К себе он уже никого не впускал. Даже верный раб подавал ему еду и лекарства через прорезанное в дубовой двери окошко-кормушку.
В тот вечер Седерик Нилат вёл себя совсем непонятно. "Э-эх, ухнем, э-э-эх, ух-х-нем...", - тягуче выводил он каким-то писклявым басом.
"Мама лишку выпил" - решил, глянувший в кормушку Автандил.
Через полчаса услышал какой-то шум и топот. Заглянул - Нилат, подбоченясь, по-бабьи выплясывал то, вертя бёдрами, то вприсядку, держа в руке вместо платочка какую-то газету. Приседая, выговаривал: "Э-эх, э-эх...".
Автандил хотел взломать замок, но ещё не решился, только припал глазами к щели. Хозяин вроде очнулся. Сел к столу, уставясь в одну точку. Правую руку и весь правый бок до лопатки жгло и кололо сотнями мелких игл. И правая нога с дрожью нервировала, будто отлежал её во сне. Нилат попил из графина воды, положил пробку в карман, подошёл к окну - мартовский день догорал, в сквере смеркалось.

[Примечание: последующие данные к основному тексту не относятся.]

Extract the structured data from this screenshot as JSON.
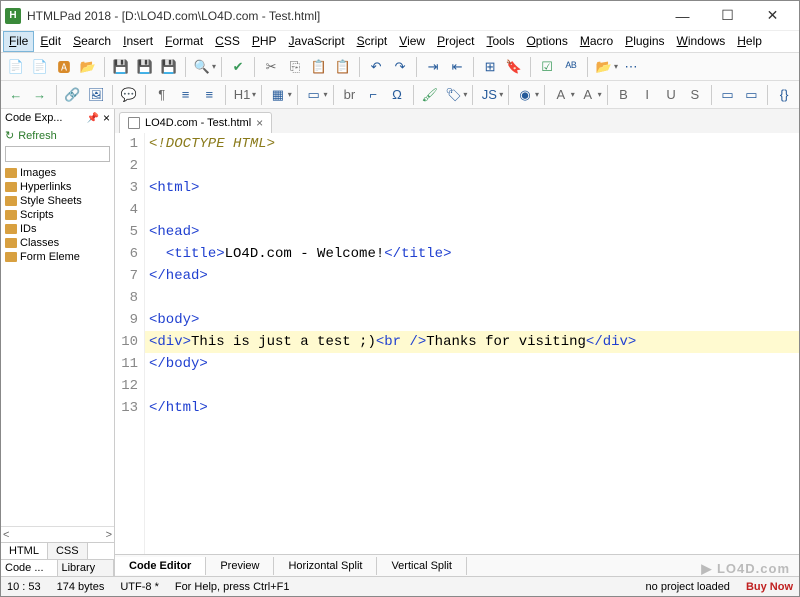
{
  "window": {
    "app_icon_letter": "H",
    "title": "HTMLPad 2018 - [D:\\LO4D.com\\LO4D.com - Test.html]",
    "min_icon": "—",
    "max_icon": "☐",
    "close_icon": "✕"
  },
  "menu": [
    "File",
    "Edit",
    "Search",
    "Insert",
    "Format",
    "CSS",
    "PHP",
    "JavaScript",
    "Script",
    "View",
    "Project",
    "Tools",
    "Options",
    "Macro",
    "Plugins",
    "Windows",
    "Help"
  ],
  "sidebar": {
    "panel_title": "Code Exp...",
    "pin": "📌",
    "close": "×",
    "refresh_label": "Refresh",
    "search_placeholder": "",
    "items": [
      "Images",
      "Hyperlinks",
      "Style Sheets",
      "Scripts",
      "IDs",
      "Classes",
      "Form Eleme"
    ],
    "scroll_left": "<",
    "scroll_right": ">",
    "tabs": [
      "HTML",
      "CSS"
    ],
    "bottom_tabs": [
      "Code ...",
      "Library"
    ]
  },
  "filetab": {
    "label": "LO4D.com - Test.html",
    "close": "×"
  },
  "code_lines": [
    {
      "n": 1,
      "segments": [
        {
          "cls": "kw-doctype",
          "text": "<!DOCTYPE HTML>"
        }
      ]
    },
    {
      "n": 2,
      "segments": []
    },
    {
      "n": 3,
      "segments": [
        {
          "cls": "kw-tag",
          "text": "<html>"
        }
      ]
    },
    {
      "n": 4,
      "segments": []
    },
    {
      "n": 5,
      "segments": [
        {
          "cls": "kw-tag",
          "text": "<head>"
        }
      ]
    },
    {
      "n": 6,
      "segments": [
        {
          "cls": "kw-text",
          "text": "  "
        },
        {
          "cls": "kw-tag",
          "text": "<title>"
        },
        {
          "cls": "kw-text",
          "text": "LO4D.com - Welcome!"
        },
        {
          "cls": "kw-tag",
          "text": "</title>"
        }
      ]
    },
    {
      "n": 7,
      "segments": [
        {
          "cls": "kw-tag",
          "text": "</head>"
        }
      ]
    },
    {
      "n": 8,
      "segments": []
    },
    {
      "n": 9,
      "segments": [
        {
          "cls": "kw-tag",
          "text": "<body>"
        }
      ]
    },
    {
      "n": 10,
      "hl": true,
      "segments": [
        {
          "cls": "kw-tag",
          "text": "<div>"
        },
        {
          "cls": "kw-text",
          "text": "This is just a test ;)"
        },
        {
          "cls": "kw-tag",
          "text": "<br />"
        },
        {
          "cls": "kw-text",
          "text": "Thanks for visiting"
        },
        {
          "cls": "kw-tag",
          "text": "</div>"
        }
      ]
    },
    {
      "n": 11,
      "segments": [
        {
          "cls": "kw-tag",
          "text": "</body>"
        }
      ]
    },
    {
      "n": 12,
      "segments": []
    },
    {
      "n": 13,
      "segments": [
        {
          "cls": "kw-tag",
          "text": "</html>"
        }
      ]
    }
  ],
  "view_tabs": [
    "Code Editor",
    "Preview",
    "Horizontal Split",
    "Vertical Split"
  ],
  "status": {
    "pos": "10 : 53",
    "size": "174 bytes",
    "encoding": "UTF-8 *",
    "help": "For Help, press Ctrl+F1",
    "project": "no project loaded",
    "buy": "Buy Now"
  },
  "watermark": "▶ LO4D.com",
  "toolbar1_icons": [
    "new-doc",
    "new-doc-alt",
    "doc-red",
    "open-folder",
    "sep",
    "save",
    "save-all",
    "save-as",
    "sep",
    "search",
    "dropdown",
    "sep",
    "spellcheck",
    "sep",
    "cut",
    "copy",
    "paste",
    "paste-special",
    "sep",
    "undo",
    "redo",
    "sep",
    "indent",
    "outdent",
    "sep",
    "toggle",
    "bookmark",
    "sep",
    "validate",
    "autocomplete",
    "sep",
    "open-recent",
    "dropdown",
    "ellipsis"
  ],
  "toolbar2_icons": [
    "back",
    "forward",
    "sep",
    "link",
    "image",
    "sep",
    "comment",
    "sep",
    "pilcrow",
    "list-ul",
    "list-ol",
    "sep",
    "heading",
    "dropdown",
    "sep",
    "table",
    "dropdown",
    "sep",
    "form",
    "dropdown",
    "sep",
    "text-br",
    "corner",
    "omega",
    "sep",
    "paint",
    "tag",
    "dropdown",
    "sep",
    "js",
    "dropdown",
    "sep",
    "rgb",
    "dropdown",
    "sep",
    "font-a",
    "dropdown",
    "font-a2",
    "dropdown",
    "sep",
    "bold",
    "italic",
    "underline",
    "strike",
    "sep",
    "btn1",
    "btn2",
    "sep",
    "code-brackets"
  ]
}
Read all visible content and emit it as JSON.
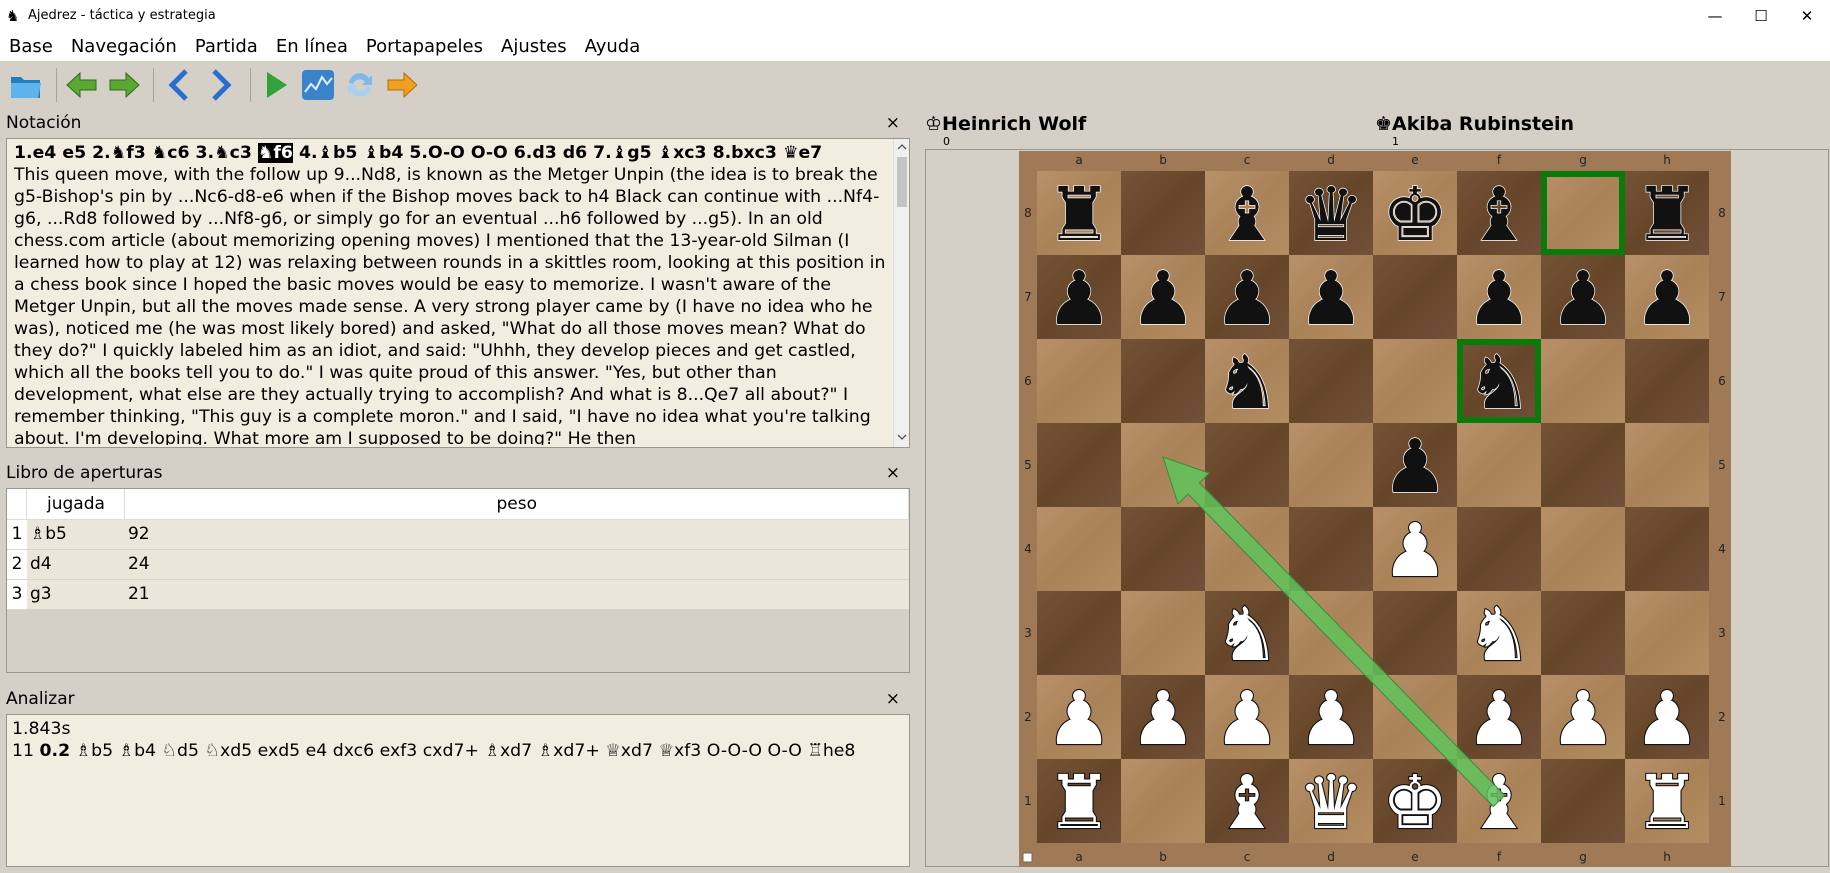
{
  "window": {
    "title": "Ajedrez - táctica y estrategia",
    "controls": {
      "minimize": "—",
      "maximize": "☐",
      "close": "✕"
    }
  },
  "menu": [
    "Base",
    "Navegación",
    "Partida",
    "En línea",
    "Portapapeles",
    "Ajustes",
    "Ayuda"
  ],
  "toolbar": {
    "icons": [
      "folder-open-icon",
      "arrow-left-green-icon",
      "arrow-right-green-icon",
      "chevron-left-blue-icon",
      "chevron-right-blue-icon",
      "play-green-icon",
      "analysis-chart-icon",
      "refresh-icon",
      "arrow-right-orange-icon"
    ]
  },
  "notation": {
    "title": "Notación",
    "close": "×",
    "moves": [
      {
        "t": "1.e4 e5 2.♞f3 ♞c6 3.♞c3 ",
        "s": "bold"
      },
      {
        "t": "♞f6",
        "s": "current"
      },
      {
        "t": " 4.♝b5 ♝b4 5.O-O O-O 6.d3 d6 7.♝g5 ♝xc3 8.bxc3 ♛e7",
        "s": "bold"
      }
    ],
    "comment": "This queen move, with the follow up 9...Nd8, is known as the Metger Unpin (the idea is to break the g5-Bishop's pin by ...Nc6-d8-e6 when if the Bishop moves back to h4 Black can continue with ...Nf4-g6, ...Rd8 followed by ...Nf8-g6, or simply go for an eventual ...h6 followed by ...g5). In an old chess.com article (about memorizing opening moves) I mentioned that the 13-year-old Silman (I learned how to play at 12) was relaxing between rounds in a skittles room, looking at this position in a chess book since I hoped the basic moves would be easy to memorize. I wasn't aware of the Metger Unpin, but all the moves made sense. A very strong player came by (I have no idea who he was), noticed me (he was most likely bored) and asked, \"What do all those moves mean? What do they do?\" I quickly labeled him as an idiot, and said: \"Uhhh, they develop pieces and get castled, which all the books tell you to do.\" I was quite proud of this answer. \"Yes, but other than development, what else are they actually trying to accomplish? And what is 8...Qe7 all about?\" I remember thinking, \"This guy is a complete moron.\" and I said, \"I have no idea what you're talking about. I'm developing. What more am I supposed to be doing?\" He then"
  },
  "book": {
    "title": "Libro de aperturas",
    "close": "×",
    "headers": [
      "jugada",
      "peso"
    ],
    "rows": [
      {
        "n": "1",
        "move": "♗b5",
        "weight": "92"
      },
      {
        "n": "2",
        "move": "d4",
        "weight": "24"
      },
      {
        "n": "3",
        "move": "g3",
        "weight": "21"
      }
    ]
  },
  "analysis": {
    "title": "Analizar",
    "close": "×",
    "time": "1.843s",
    "depth": "11",
    "score": "0.2",
    "line": "♗b5 ♗b4 ♘d5 ♘xd5 exd5 e4 dxc6 exf3 cxd7+ ♗xd7 ♗xd7+ ♕xd7 ♕xf3 O-O-O O-O ♖he8"
  },
  "players": {
    "white": {
      "icon": "♔",
      "name": "Heinrich Wolf",
      "score": "0"
    },
    "black": {
      "icon": "♚",
      "name": "Akiba Rubinstein",
      "score": "1"
    }
  },
  "board": {
    "files": [
      "a",
      "b",
      "c",
      "d",
      "e",
      "f",
      "g",
      "h"
    ],
    "ranks": [
      "8",
      "7",
      "6",
      "5",
      "4",
      "3",
      "2",
      "1"
    ],
    "fen_rows": [
      "r.bqkb.r",
      "pppp.ppp",
      "..n..n..",
      "....p...",
      "....P...",
      "..N..N..",
      "PPPP.PPP",
      "R.BQKB.R"
    ],
    "last_move": {
      "from": "g8",
      "to": "f6"
    },
    "arrow": {
      "from": "f1",
      "to": "b5"
    },
    "colors": {
      "light": "#b08a62",
      "dark": "#6e4d33",
      "highlight": "#0a7a0a",
      "arrow": "#5fc35a"
    }
  }
}
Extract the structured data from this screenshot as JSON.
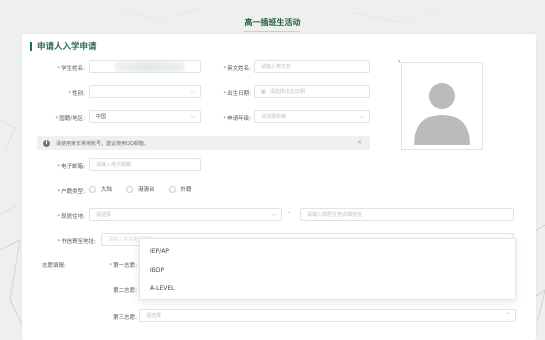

Под кустом жимолости на деревянном ящике сидел старик в байковом берете и созерцательно курил. У ног его расстеленной газетке покоилась бутылочка "Перцовой", помидор и ломоть хлеба...
Нилат отвернулся, резко задвинул штору. Луч низкого солнца, сломавшись в ребре графина, бросил на мрачную стену "зайца". Потрогал радужное пятно. Оно было красивое, тёплое. Из далёкого прошлого радужный зайчик вызвал картину детства: маленький Седрик сидит на корточках возле речистого весеннего ручья, бросает в поток кору чинары, и кораблики из коры уносит по течению.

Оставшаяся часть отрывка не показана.